Soon after landing in China, Merchant started getting text message ads for the U.S. EB-5 program and seeing ads for other countries.
“Quickly after I landed in China in August, I started getting text message ads for the U.S. EB-5 program and seeing ads for other countries, and I soon realized how big a deal 'golden visa' programs are in China,” he said.
He would discover that China's investors in these visas are part of a wave characterized not by poverty, persecution or war, but by people with steady jobs and homes who are pursuing happiness that's eluded them in their homeland.
He called or emailed authorities from Australia to Spain to ask for the numbers of visa investors in their countries.
First, seeking raw material, he called or emailed authorities from Australia to Spain to ask for the numbers of Chinese and total visa investors in their countries. Documents arrived but weren’t always easy to decipher at first, including some in Latvian. But with help from Larry Fenn, New York-based AP data specialist, he reached a final accounting for each of their programs, which the officials verified.

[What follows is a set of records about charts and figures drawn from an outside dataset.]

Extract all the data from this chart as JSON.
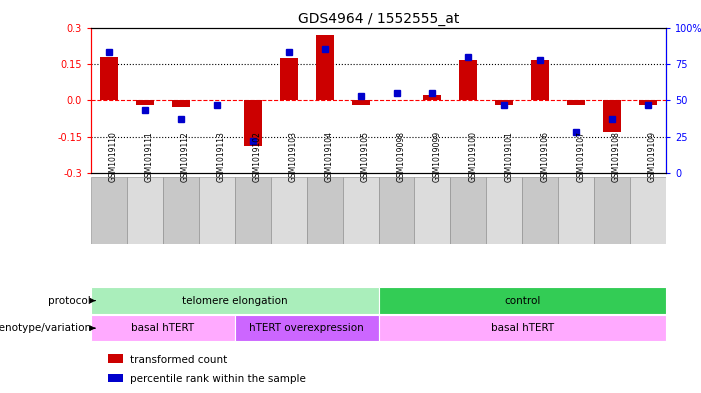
{
  "title": "GDS4964 / 1552555_at",
  "samples": [
    "GSM1019110",
    "GSM1019111",
    "GSM1019112",
    "GSM1019113",
    "GSM1019102",
    "GSM1019103",
    "GSM1019104",
    "GSM1019105",
    "GSM1019098",
    "GSM1019099",
    "GSM1019100",
    "GSM1019101",
    "GSM1019106",
    "GSM1019107",
    "GSM1019108",
    "GSM1019109"
  ],
  "transformed_count": [
    0.18,
    -0.02,
    -0.03,
    0.0,
    -0.19,
    0.175,
    0.27,
    -0.02,
    0.0,
    0.02,
    0.165,
    -0.02,
    0.165,
    -0.02,
    -0.13,
    -0.02
  ],
  "percentile_rank": [
    83,
    43,
    37,
    47,
    22,
    83,
    85,
    53,
    55,
    55,
    80,
    47,
    78,
    28,
    37,
    47
  ],
  "protocol_groups": [
    {
      "label": "telomere elongation",
      "start": 0,
      "end": 8,
      "color": "#AAEEBB"
    },
    {
      "label": "control",
      "start": 8,
      "end": 16,
      "color": "#33CC55"
    }
  ],
  "genotype_groups": [
    {
      "label": "basal hTERT",
      "start": 0,
      "end": 4,
      "color": "#FFAAFF"
    },
    {
      "label": "hTERT overexpression",
      "start": 4,
      "end": 8,
      "color": "#CC66FF"
    },
    {
      "label": "basal hTERT",
      "start": 8,
      "end": 16,
      "color": "#FFAAFF"
    }
  ],
  "bar_color_red": "#CC0000",
  "bar_color_blue": "#0000CC",
  "ylim_left": [
    -0.3,
    0.3
  ],
  "ylim_right": [
    0,
    100
  ],
  "yticks_left": [
    -0.3,
    -0.15,
    0.0,
    0.15,
    0.3
  ],
  "yticks_right": [
    0,
    25,
    50,
    75,
    100
  ],
  "hline_dotted": [
    0.15,
    -0.15
  ],
  "legend_items": [
    "transformed count",
    "percentile rank within the sample"
  ],
  "bar_width": 0.5,
  "marker_size": 4
}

Next came interviews with about a dozen investors in several cities. Here Merchant, who does not speak Chinese, got help from AP researchers Yu Bing, Fu Ting and Liu Zheng, who asked his questions, transcribed interviews and went back for follow-ups.
The investors spoke of their worries about rising housing costs and smog, and their desire for an alternative to China’s pressure-filled schooling for their children. For one woman, getting a prized "green card" would be a pathway for a less stressful education for her 9-year-old son, who “has a lot of homework to do every day, but I don't think he has learned a lot from school."
A professor in Beijing explained: "Middle-class investors' choosing to leave shows that their confidence in their future, their dreams and the regime in China is fading."
The story, which won wide play and topped AP Mobile, got a boost from news that the sister of Jared Kushner, President Donald Trump’s son-in-law, promoted the U.S. EB-5 program to Beijing investors for a New Jersey building project.
Merchant said Wong shepherded the golden visa story from start to finish. “After I left China in February, there was hardly a day that Gill wasn’t emailing me (often during my work day and in the middle of the night for her), adding great context to the story, or mobilizing resources there to do interviews or attend events.”